The title of "world's fastest graphics card" is a heady one. Reserved only for the cream of the crop, the outright expensive, the downright ludicrous. When used correctly, the title often applies all three superlatives to the product in question, at the same time. Simultaneously fast, expensive and slightly ridiculous, Gainward love those attributes and apply them liberally to their flagship graphics cards in the quest for speed, speed and more speed, hopefully obtaining the aforementioned title so lovingly coveted.

What marks out those flagship graphics cards from the staunch NVIDIA supporter is water cooling. Simple air cooling, no matter how effective, will only get you so far. The simple cooling rule of thumb applies. A semiconductor can run faster for a given voltage, the colder it is. Cool something down more than usual, run it faster. Pretty simple, overclockers understanding that first commandment since the beginning.

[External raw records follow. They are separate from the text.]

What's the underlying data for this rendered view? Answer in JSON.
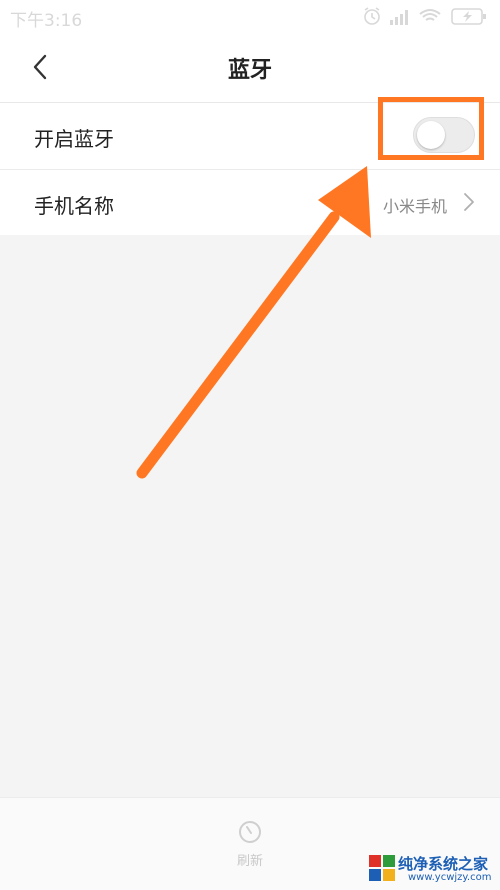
{
  "status": {
    "time": "下午3:16",
    "signal_icon": "signal-icon",
    "wifi_icon": "wifi-icon",
    "battery_icon": "battery-icon",
    "alarm_icon": "alarm-icon"
  },
  "header": {
    "title": "蓝牙",
    "back_icon": "chevron-left-icon"
  },
  "settings": {
    "bluetooth_label": "开启蓝牙",
    "bluetooth_enabled": false,
    "device_name_label": "手机名称",
    "device_name_value": "小米手机"
  },
  "bottom": {
    "refresh_label": "刷新"
  },
  "watermark": {
    "name": "纯净系统之家",
    "url": "www.ycwjzy.com"
  },
  "colors": {
    "highlight": "#ff7722",
    "background": "#f4f4f4"
  }
}
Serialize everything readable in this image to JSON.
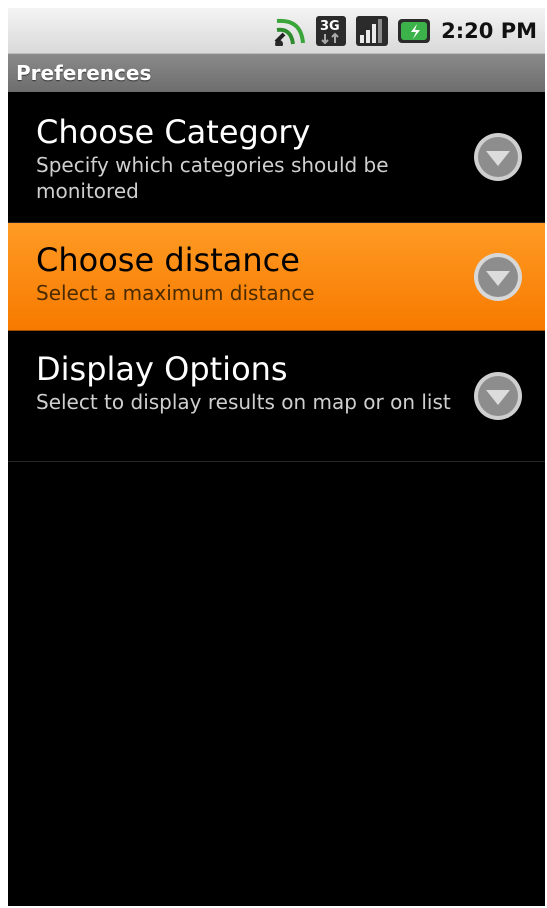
{
  "statusbar": {
    "time": "2:20 PM",
    "icons": [
      "sync-icon",
      "3g-icon",
      "signal-icon",
      "battery-icon"
    ],
    "network_label": "3G"
  },
  "titlebar": {
    "title": "Preferences"
  },
  "preferences": [
    {
      "title": "Choose Category",
      "summary": "Specify which categories should be monitored",
      "selected": false
    },
    {
      "title": "Choose distance",
      "summary": "Select a maximum distance",
      "selected": true
    },
    {
      "title": "Display Options",
      "summary": "Select to display results on map or on list",
      "selected": false
    }
  ],
  "colors": {
    "accent": "#f88300",
    "background": "#000000",
    "titlebar": "#7a7a7a"
  }
}
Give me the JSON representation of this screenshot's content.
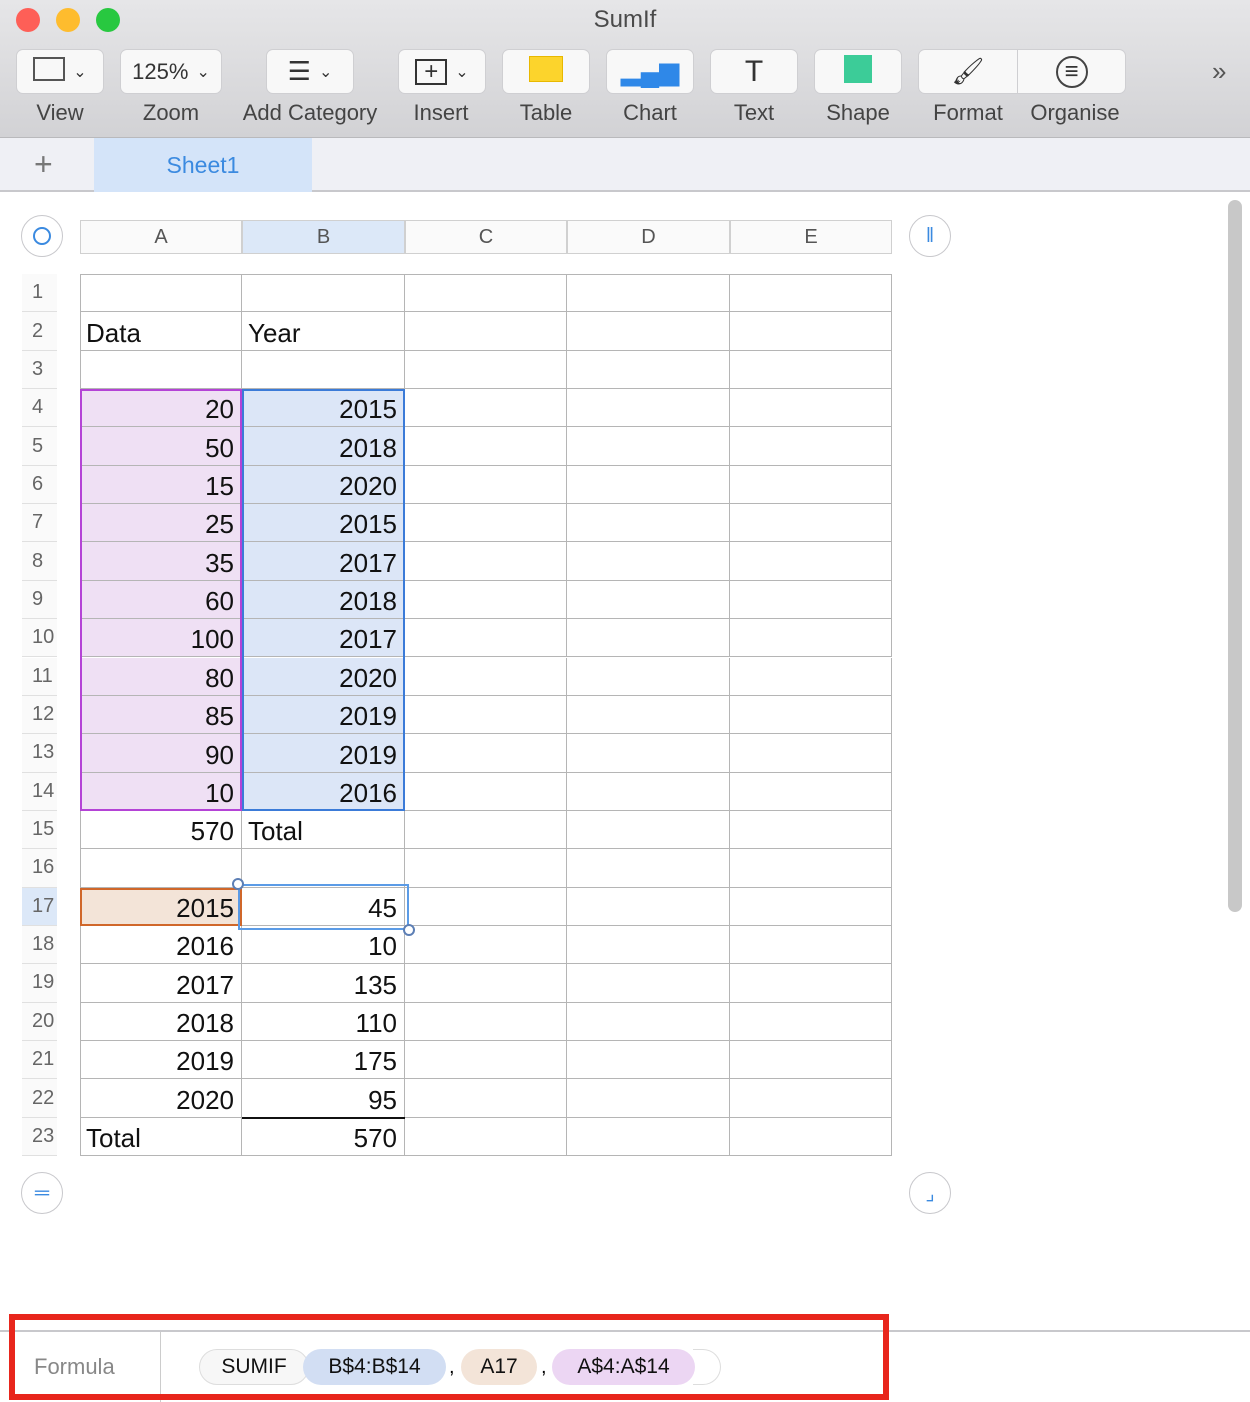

While any reference air cooler might be just fine in terms of noise and cooling performance, even allowing you a nice overclocking range depending on the GPU, water is almost always going to buy you something extra. It might even do that whilst being whisper quiet.

So since the introduction of NVIDIA's NV40 GPU over 2 months ago, Gainward have been busy building a water block for it, set to cool both GPU and memory modules, all 256MB of which lies on the same side of the PCB as the GPU. A few tweaks here, new clocks there, supporting hardware prepared and the water block primed and ready, Gainward's water-cooled GeForce 6800 Ultra is ready to rock.

As an amusing aside, I've attempted to cover CoolFX water-cooled Gainward cards in the past. Three of them to be exact, all 5950 Ultra parts. All three died, oops. One of them just as I was doing a 620MHz core run with 3DMark2001. Not bad for the 475MHz NV38, not bad at all. So high hopes abound for a water-cooled NV40, especially since the reference board I reviewed likes to play at 460MHz core, using its flimsy aluminium heatsink and fairly quiet blower.

As long as I don't manage to break it this time of course. Here goes.